Tempo de leitura: 3 minutosEd Brasil
Selvageria consentida: “Índios” invadem fazenda e atacam pequenos agricultores em Buerarema, sul da Bahia. É a contramão da justiça em rota de colisão com o bom senso, deixando mutilados e um rastro de sangue.
Na escola, aprendemos a chamá-los de silvícolas. Será que o tempo e as organizações ditas sociais se encarregaram de transformá-los em selvagens? Ou seja, em animais irracionais com salvo-conduto, portadores de licença para matar, ferir e mutilar, tudo impunemente? Será que são apenas os civilizados que podem ser tocados, algemados e presos? E os supostamente indígenas, que dizem que não podem ser tocados, mas que tudo podem porque nada temem?
Estão parecendo uma versão tupiniquim dos famosos Intocáveis da velha Chicago americana, deixando de lado o arco, a flecha e a lança, substituídas por armas de grosso calibre, apontando suas miras giratórias para colonos que há gerações vivem de suas terras, áreas abençoadas que garantem sua subsistência e matam a fome da população da cidade.

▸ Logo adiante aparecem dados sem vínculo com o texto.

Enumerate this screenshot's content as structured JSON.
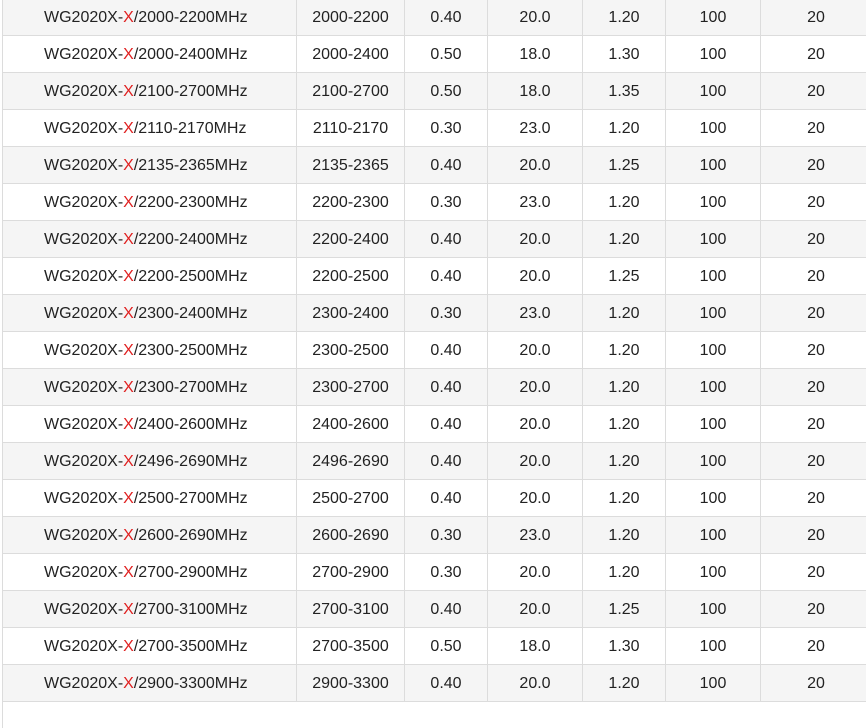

Diante de vozes que se calam, vem a pergunta que não quer calar: “Será que uma decisão unilateral vale mais do que uma vida?” Uma sociedade que pretende evoluir não pode substituir o diálogo por atitudes intempestivas, irracionais, premeditadas para “causar impacto”, pois para adeptos da violência, naturalmente a conversa, a negociação ou qualquer forma de entendimento não interessa. Não repercute, não ganha as primeiras páginas dos jornais, as chamadas do rádio e da televisão, as análises das revistas, a postagem em destaque nos blogs.
E onde estão os poderes constituídos? Executivo executando benesses pessoais? Legislativo legislando em causa própria? Judiciário judiciando apenas e tão somente sentenças que interessam? É preciso que os mais altos mandatários deste país saiam de suas zonas de conforto, de seus gabinetes refrigerados a splits e se dirijam para o campo.
Não é tão longe a ponto de uma minivan ou um mono/bimotor não poder chegar num instante. Porque só assim, indo pessoalmente, in loco, os doutos senhores poderão perceber que em cada pequena fazenda, sítio, chácara, sesmaria, pequena estância ou qualquer outro termo que se possa chamar uma terrinha, uma roça, existe muito mais que um simples patrimônio físico. Existe um patrimônio histórico-familiar, um patrimônio cultural de gerações de gente simples, um patrimônio moral de pessoas humildes e, acima de tudo, de pessoas honradas.
Basta de ouvir apenas uma parte, achando que só um lado, por ser supostamente mais fraco, é que tem razão. É irresponsabilidade inconcebível para quem se diz moderno, avançado – civilizado, enfim – não escutar o que a outra parte tem a dizer. Seria dar ao diálogo o mesmo destino que podem ter os envolvidos no conflito: a morte.
Chega da hipocrisia de quem se diz representante do povo, dando com uma mão um assentamento para o agricultor e tirando com a outra mão a mesma terra para dá-la a um suposto aborígene carente. Faz-se necessário, antes de mais nada, uma distribuição justa de terras.
A população – leia-se o eleitor – não suporta mais comportamentos selvagens travestidos de reivindicação de direitos. Ninguém aguenta mais justiças feitas com as próprias mãos, com rastros de sangue pelo caminho. Justiça tem que ser feita pelos poderes constituídos. E, acima de tudo, constituídos por dirigentes lúcidos e responsáveis.
Ed Brasil é professor de Negociações Internacionais da Uesc.